Michael Scott, the sole named plaintiff in the Cricket Communications case, filed his suit in state court after purchasing two Samsung Galaxy phones from Cricket for “hundreds of dollars each.” He alleged he—and others like him—got a raw deal because Cricket had begun to shut down its Code Division Multiple Access (CDMA) technology, thereby rendering his phones “useless and worthless.” He defined the class to include Maryland citizens who—for a nine-month period—purchased a CDMA mobile telephone from Cricket that was locked for use only on Cricket’s (defunct) CDMA network.

When it removed the case, Cricket provided a declaration from an individual who attested that during the relevant period, Cricket customers in Maryland purchased at least 50,000 phones. A supplemental affidavit from Cricket, filed after the motion to remand, clarified that over 47,000 of these phones, associated with billing addresses in Maryland, were “locked into” Cricket’s CDMA network. Accepting the complaint’s reference to each phone being worth “hundreds of dollars” meant, according to Cricket, that the amount in controversy was north of $9,000,000.

The district court, however, remanded the case. The district court observed that the class consisted only of Maryland citizens. Cricket’s removal affidavit was overinclusive, it felt, because some portion of the 47,000 phones sold to customers in Maryland were likely sold to non-citizens. Accordingly, the court found the evidence by Cricket was not “sufficiently tailored to Scott’s narrowly defined class.”

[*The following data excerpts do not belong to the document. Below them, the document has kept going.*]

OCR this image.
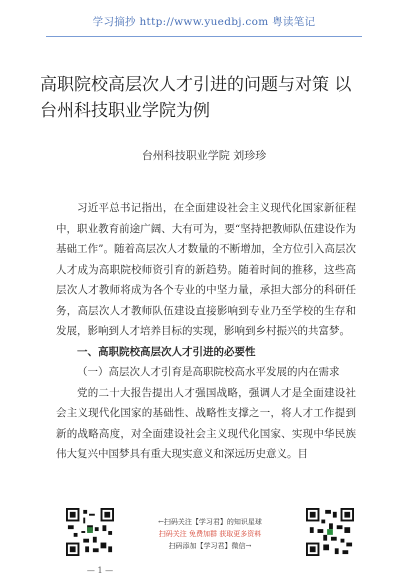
学习摘抄 http://www.yuedbj.com 粤读笔记
高职院校高层次人才引进的问题与对策 以台州科技职业学院为例
台州科技职业学院 刘珍珍

习近平总书记指出，在全面建设社会主义现代化国家新征程中，职业教育前途广阔、大有可为，要“坚持把教师队伍建设作为基础工作”。随着高层次人才数量的不断增加，全方位引入高层次人才成为高职院校师资引育的新趋势。随着时间的推移，这些高层次人才教师将成为各个专业的中坚力量，承担大部分的科研任务，高层次人才教师队伍建设直接影响到专业乃至学校的生存和发展，影响到人才培养目标的实现，影响到乡村振兴的共富梦。

一、高职院校高层次人才引进的必要性

（一）高层次人才引育是高职院校高水平发展的内在需求

党的二十大报告提出人才强国战略，强调人才是全面建设社会主义现代化国家的基础性、战略性支撑之一，将人才工作提到新的战略高度，对全面建设社会主义现代化国家、实现中华民族伟大复兴中国梦具有重大现实意义和深远历史意义。目

←扫码关注【学习君】的知识星球
扫码关注 免费加群 获取更多资料
扫码添加【学习君】微信→
— 1 —
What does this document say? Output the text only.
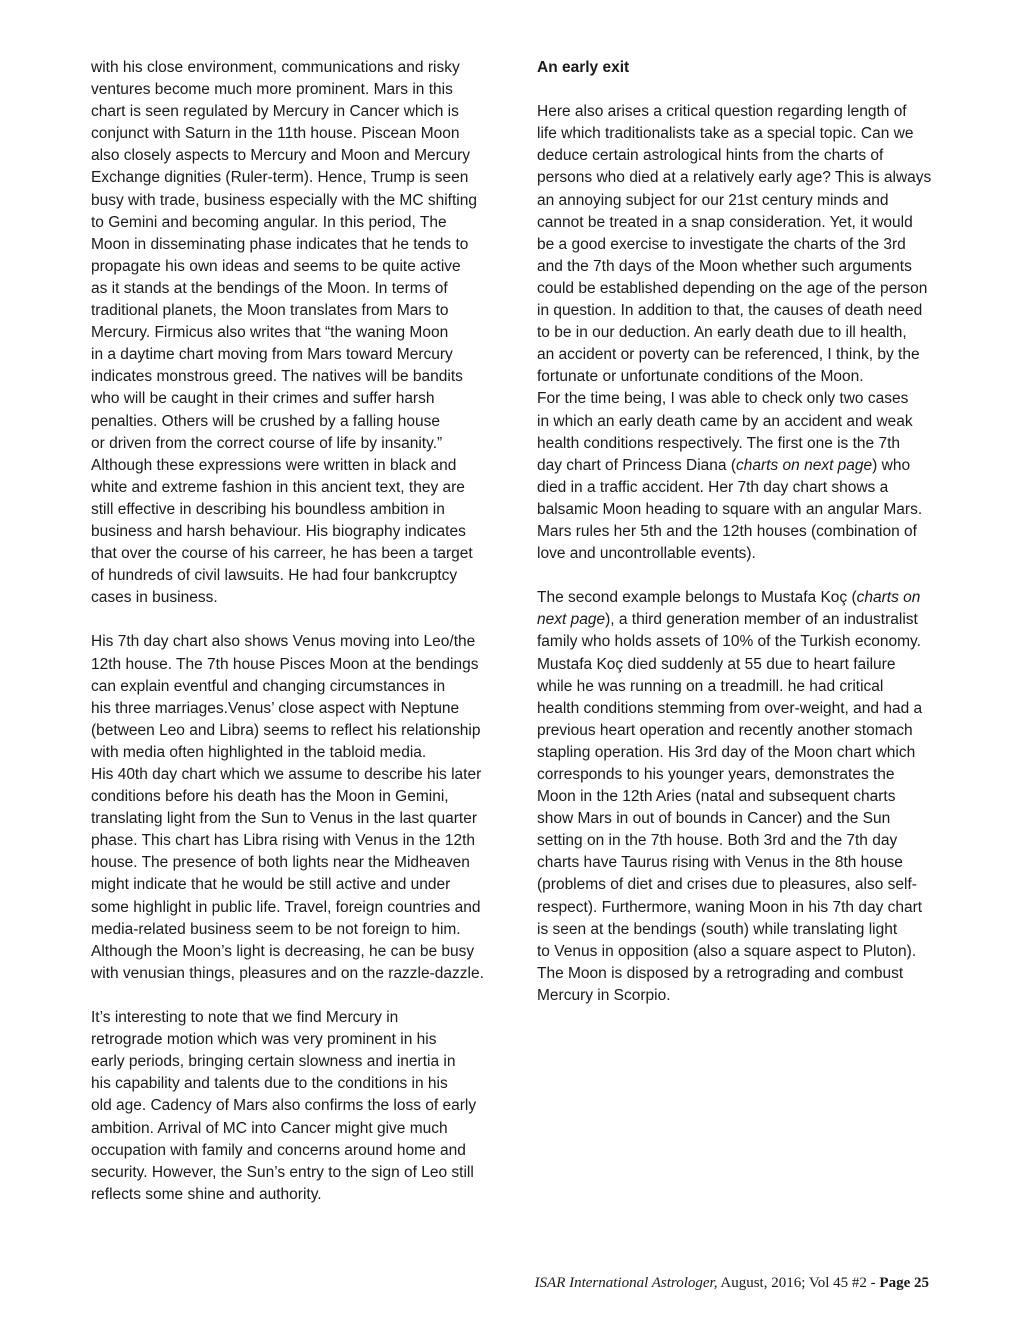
with his close environment, communications and risky
ventures become much more prominent. Mars in this
chart is seen regulated by Mercury in Cancer which is
conjunct with Saturn in the 11th house. Piscean Moon
also closely aspects to Mercury and Moon and Mercury
Exchange dignities (Ruler-term). Hence, Trump is seen
busy with trade, business especially with the MC shifting
to Gemini and becoming angular. In this period, The
Moon in disseminating phase indicates that he tends to
propagate his own ideas and seems to be quite active
as it stands at the bendings of the Moon. In terms of
traditional planets, the Moon translates from Mars to
Mercury. Firmicus also writes that “the waning Moon
in a daytime chart moving from Mars toward Mercury
indicates monstrous greed. The natives will be bandits
who will be caught in their crimes and suffer harsh
penalties. Others will be crushed by a falling house
or driven from the correct course of life by insanity.”
Although these expressions were written in black and
white and extreme fashion in this ancient text, they are
still effective in describing his boundless ambition in
business and harsh behaviour. His biography indicates
that over the course of his carreer, he has been a target
of hundreds of civil lawsuits. He had four bankcruptcy
cases in business.
His 7th day chart also shows Venus moving into Leo/the
12th house. The 7th house Pisces Moon at the bendings
can explain eventful and changing circumstances in
his three marriages.Venus’ close aspect with Neptune
(between Leo and Libra) seems to reflect his relationship
with media often highlighted in the tabloid media.
His 40th day chart which we assume to describe his later
conditions before his death has the Moon in Gemini,
translating light from the Sun to Venus in the last quarter
phase. This chart has Libra rising with Venus in the 12th
house. The presence of both lights near the Midheaven
might indicate that he would be still active and under
some highlight in public life. Travel, foreign countries and
media-related business seem to be not foreign to him.
Although the Moon’s light is decreasing, he can be busy
with venusian things, pleasures and on the razzle-dazzle.
It’s interesting to note that we find Mercury in
retrograde motion which was very prominent in his
early periods, bringing certain slowness and inertia in
his capability and talents due to the conditions in his
old age. Cadency of Mars also confirms the loss of early
ambition. Arrival of MC into Cancer might give much
occupation with family and concerns around home and
security. However, the Sun’s entry to the sign of Leo still
reflects some shine and authority.
An early exit
Here also arises a critical question regarding length of
life which traditionalists take as a special topic. Can we
deduce certain astrological hints from the charts of
persons who died at a relatively early age? This is always
an annoying subject for our 21st century minds and
cannot be treated in a snap consideration. Yet, it would
be a good exercise to investigate the charts of the 3rd
and the 7th days of the Moon whether such arguments
could be established depending on the age of the person
in question. In addition to that, the causes of death need
to be in our deduction. An early death due to ill health,
an accident or poverty can be referenced, I think, by the
fortunate or unfortunate conditions of the Moon.
For the time being, I was able to check only two cases
in which an early death came by an accident and weak
health conditions respectively. The first one is the 7th
day chart of Princess Diana (charts on next page) who
died in a traffic accident. Her 7th day chart shows a
balsamic Moon heading to square with an angular Mars.
Mars rules her 5th and the 12th houses (combination of
love and uncontrollable events).
The second example belongs to Mustafa Koç (charts on
next page), a third generation member of an industralist
family who holds assets of 10% of the Turkish economy.
Mustafa Koç died suddenly at 55 due to heart failure
while he was running on a treadmill. he had critical
health conditions stemming from over-weight, and had a
previous heart operation and recently another stomach
stapling operation. His 3rd day of the Moon chart which
corresponds to his younger years, demonstrates the
Moon in the 12th Aries (natal and subsequent charts
show Mars in out of bounds in Cancer) and the Sun
setting on in the 7th house. Both 3rd and the 7th day
charts have Taurus rising with Venus in the 8th house
(problems of diet and crises due to pleasures, also self-
respect). Furthermore, waning Moon in his 7th day chart
is seen at the bendings (south) while translating light
to Venus in opposition (also a square aspect to Pluton).
The Moon is disposed by a retrograding and combust
Mercury in Scorpio.
ISAR International Astrologer, August, 2016; Vol 45 #2 - Page 25
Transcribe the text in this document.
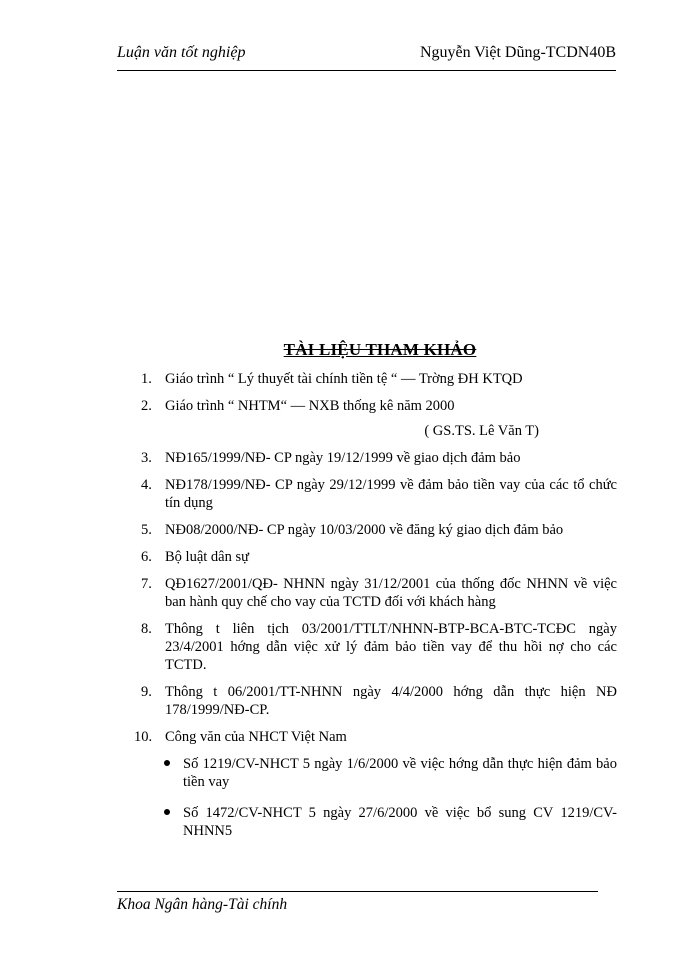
Luận văn tốt nghiệp	Nguyễn Việt Dũng-TCDN40B
TÀI LIỆU THAM KHẢO
1. Giáo trình “ Lý thuyết tài chính tiền tệ “ — Trờng ĐH KTQD
2. Giáo trình “ NHTM“ — NXB thống kê năm 2000
( GS.TS. Lê Văn T)
3. NĐ165/1999/NĐ- CP ngày 19/12/1999 về giao dịch đảm bảo
4. NĐ178/1999/NĐ- CP ngày 29/12/1999 về đảm bảo tiền vay của các tổ chức tín dụng
5. NĐ08/2000/NĐ- CP ngày 10/03/2000 về đăng ký giao dịch đảm bảo
6. Bộ luật dân sự
7. QĐ1627/2001/QĐ- NHNN ngày 31/12/2001 của thống đốc NHNN về việc ban hành quy chế cho vay của TCTD đối với khách hàng
8. Thông t liên tịch 03/2001/TTLT/NHNN-BTP-BCA-BTC-TCĐC ngày 23/4/2001 hớng dẫn việc xử lý đảm bảo tiền vay để thu hồi nợ cho các TCTD.
9. Thông t 06/2001/TT-NHNN ngày 4/4/2000 hớng dẫn thực hiện NĐ 178/1999/NĐ-CP.
10. Công văn của NHCT Việt Nam
Số 1219/CV-NHCT 5 ngày 1/6/2000 về việc hớng dẫn thực hiện đảm bảo tiền vay
Số 1472/CV-NHCT 5 ngày 27/6/2000 về việc bổ sung CV 1219/CV-NHNN5
Khoa Ngân hàng-Tài chính
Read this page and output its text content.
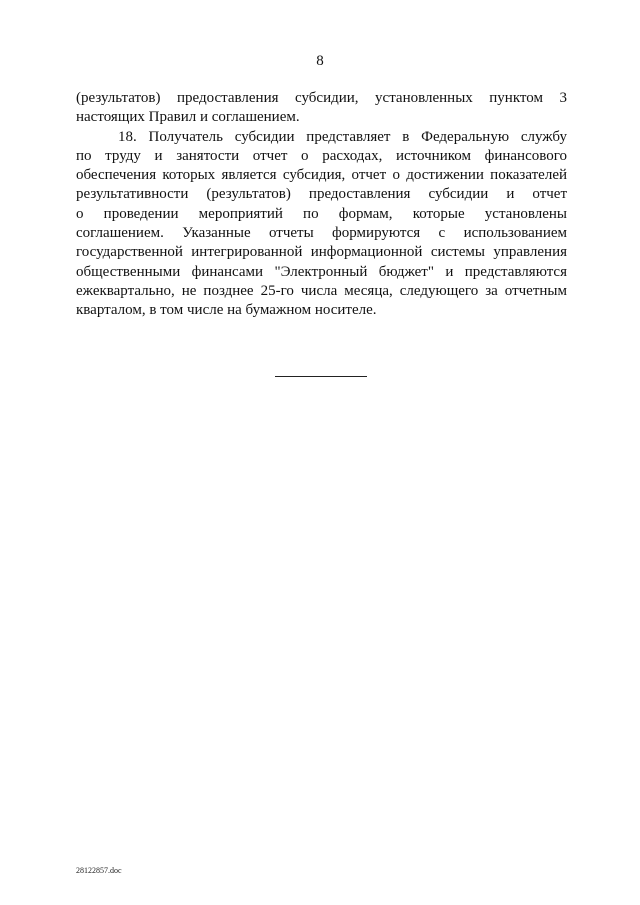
8
(результатов) предоставления субсидии, установленных пунктом 3
настоящих Правил и соглашением.
18. Получатель субсидии представляет в Федеральную службу
по труду и занятости отчет о расходах, источником финансового
обеспечения которых является субсидия, отчет о достижении показателей
результативности (результатов) предоставления субсидии и отчет
о проведении мероприятий по формам, которые установлены
соглашением. Указанные отчеты формируются с использованием
государственной интегрированной информационной системы управления
общественными финансами "Электронный бюджет" и представляются
ежеквартально, не позднее 25-го числа месяца, следующего за отчетным
кварталом, в том числе на бумажном носителе.
28122857.doc
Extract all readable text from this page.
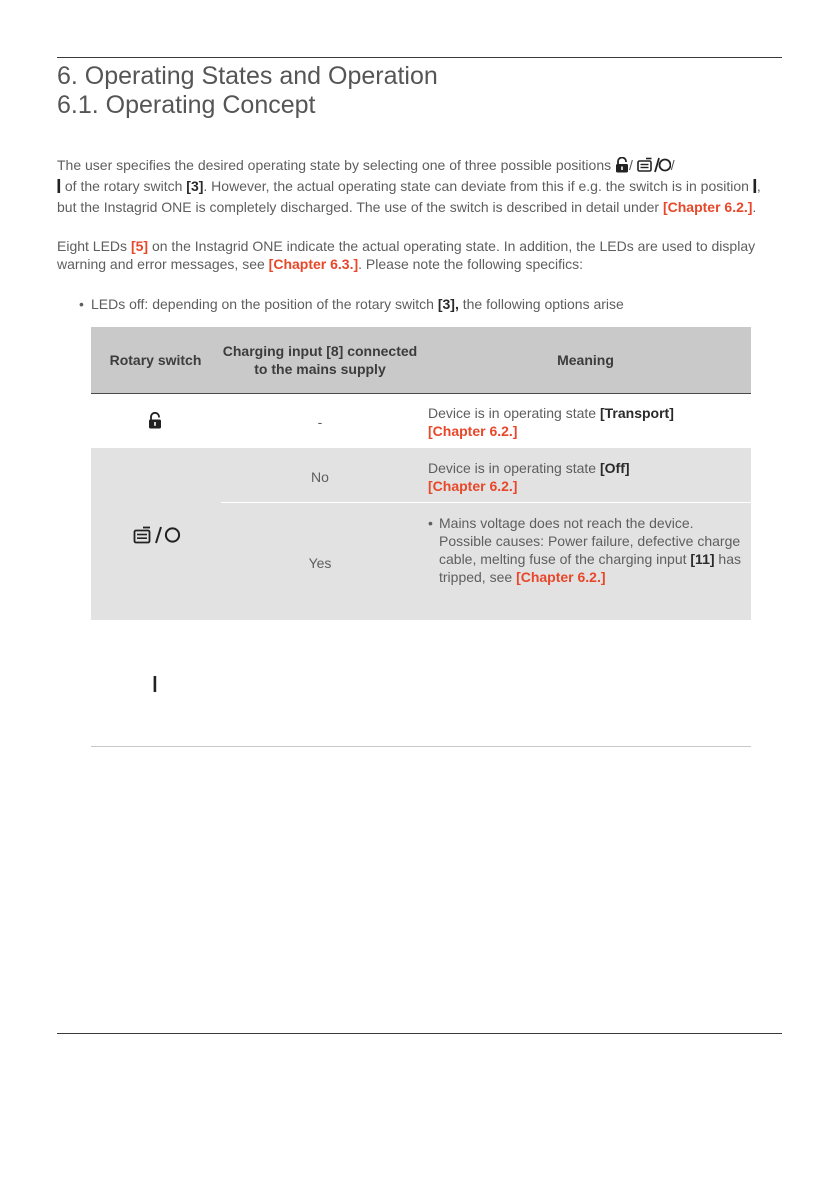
6. Operating States and Operation
6.1. Operating Concept

The user specifies the desired operating state by selecting one of three possible positions /	/
of the rotary switch [3]. However, the actual operating state can deviate from this if e.g. the switch is in position , but the Instagrid ONE is completely discharged. The use of the switch is described in detail under [Chapter 6.2.].

Eight LEDs [5] on the Instagrid ONE indicate the actual operating state. In addition, the LEDs are used to display warning and error messages, see [Chapter 6.3.]. Please note the following specifics:

• LEDs off: depending on the position of the rotary switch [3], the following options arise
Rotary switch
Charging input [8] connected to the mains supply
Meaning
-
Device is in operating state [Transport]
[Chapter 6.2.]
No
Device is in operating state [Off]
[Chapter 6.2.]
Yes
• Mains voltage does not reach the device. Possible causes: Power failure, defective charge cable, melting fuse of the charging input [11] has tripped, see [Chapter 6.2.]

On appeal, the Fourth Circuit agreed that Cricket bore the burden of demonstrating that removal jurisdiction was proper: “When a plaintiff’s complaint leaves the amount of damages unspecified, the defendant must provide evidence to show . . . what the stakes of litigation . . . are given the plaintiff’s actual demands.” And since the class was limited to Maryland citizens, it was Cricket’s job to provide proof that at least 100 Maryland citizens purchased more than $5,000,000 of locked phones from Cricket. The panel agreed that citizenship, as the district court had observed, was different from residence.

Also like the district court, the Fourth Circuit agreed that the initial statement by Cricket that it sold at least 50,000 CDMA mobile phones in Maryland “suffices to allege jurisdiction under CAFA.” But once Scott challenged these allegations through a motion to remand, Cricket was required to prove the jurisdictional amount by a preponderance of the evidence. The appellate court, however, disagreed with the way in which the district court assessed whether the removing defendant had satisfied its burden.

Of necessity, Judge Duncan observed, a defendant must to some extent rely on “reasonable estimates, inferences and deductions.” The “key inquiry,” according to the court, is “not what the plaintiff will recover” but “an estimate of the amount that will be put at issue in the course of the litigation.” The panel found that “[a] removing defendant can use overinclusive evidence to establish the amount in controversy so long as the evidence shows it is more likely than not that ‘a fact finder might legally conclude that’ damages will exceed the jurisdictional amount.”

Because the district court applied, in the Fourth Circuit’s judgment, the wrong legal standard in reviewing this evidence, the court of appeals remanded, emphasizing that Cricket must provide enough facts “to allow a court to determine—not speculate—that it is more likely than not” that the $5,000,000 amount in controversy has been satisfied. Although Cricket, the court said, need not make a “definitive determination of domicile,” it needed to provide more evidence to allow a determination about domicile of the class members.